Tarveda doses first patient in Phase I/IIa trial of PEN-866

26th April 2018 (Last Updated April 26th, 2018 00:00)

Tarveda Therapeutics has dosed the first patient in a Phase I/IIa trial designed to evaluate PEN-866 to treat patients with advanced solid tumours.

Tarveda Therapeutics has dosed the first patient in a Phase I/IIa trial designed to evaluate PEN-866 to treat patients with advanced solid tumours.

The multi-centre dose escalation and expansion trial will investigate the safety and efficacy across a range of tumour types including those previously reported to be sensitive to topoisomerase 1 inhibitors.

The Phase IIa portion of the trial, which has started enrolling patients, will include patients with small cell lung cancer as well as GI-midgut and pancreatic neuroendocrine tumours that express somatostatin receptor 2 (SSTR2).

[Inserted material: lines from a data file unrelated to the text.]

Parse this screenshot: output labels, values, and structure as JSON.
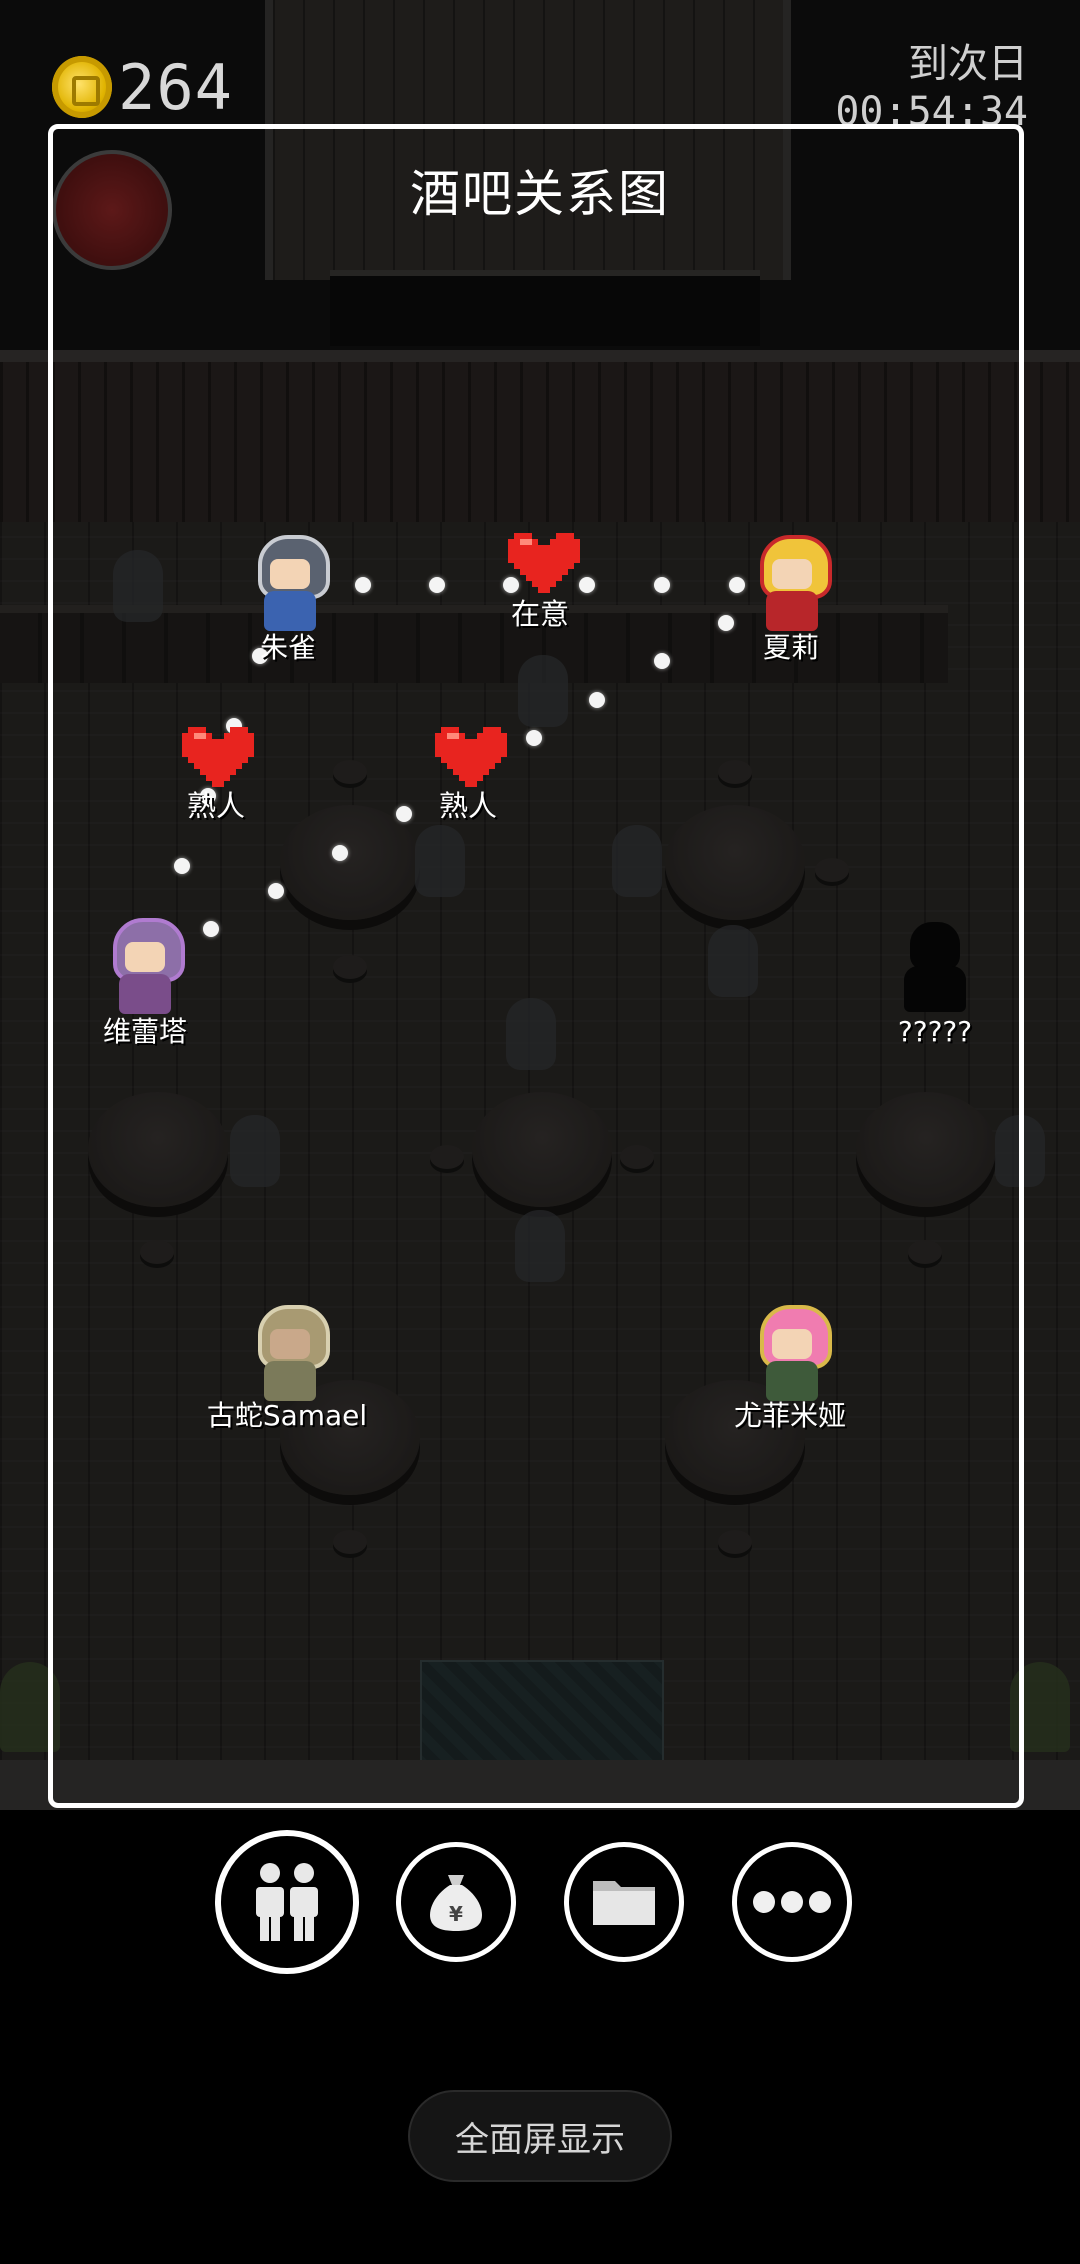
{
  "hud": {
    "gold": "264",
    "next_day_label": "到次日",
    "countdown": "00:54:34"
  },
  "panel": {
    "title": "酒吧关系图"
  },
  "characters": {
    "zhuque": "朱雀",
    "xiali": "夏莉",
    "weileita": "维蕾塔",
    "unknown": "?????",
    "gushe": "古蛇Samael",
    "youfei": "尤菲米娅"
  },
  "relations": {
    "care": "在意",
    "acquaintance": "熟人"
  },
  "icons": {
    "coin": "gold-coin-icon",
    "weibo": "weibo-icon",
    "heart": "heart-icon",
    "relations": "people-icon",
    "bag": "money-bag-icon",
    "files": "folder-icon",
    "more": "more-dots-icon"
  },
  "colors": {
    "heart": "#e8241f",
    "panel_border": "#ffffff"
  },
  "footer": {
    "fullscreen_label": "全面屏显示"
  }
}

"This innovative approach of a drug conjugate which uses an HSP90 inhibitor is a promising treatment for patients with cancer."

PEN-866 is a miniature conjugate that selectively binds to the intracellular target Heat Shock Protein 90 (HSP90) and is associated with SN-38, a known and potent anti-cancer payload.

The trial principal investigator Anish Thomas said: “This innovative approach of a drug conjugate which uses an HSP90 inhibitor to facilitate intracellular, tumour-targeted delivery of the topoisomerase 1 inhibitor SN-38 is a promising treatment for patients with cancer.

“Preclinical studies of PEN-866 by a number of groups, including National Cancer Institute (NCI) researchers, have demonstrated efficacy and durability of response in multiple preclinical patient-derived and xenograft tumor models in a wide range of tumour types.

“Patients with these cancers are very much in need of effective new treatment options.”

Tarveda Therapeutics president and CEO Drew Fromkin noted that several evidences are currently available to demonstrate that HSP90 is upregulated and activated in tumours.

Fromkin said: “This results in a change in HSP90’s binding conformation allowing for the extended retention and accumulation of cancer cell killing payloads in diverse, difficult-to-treat tumour types versus normal tissue.”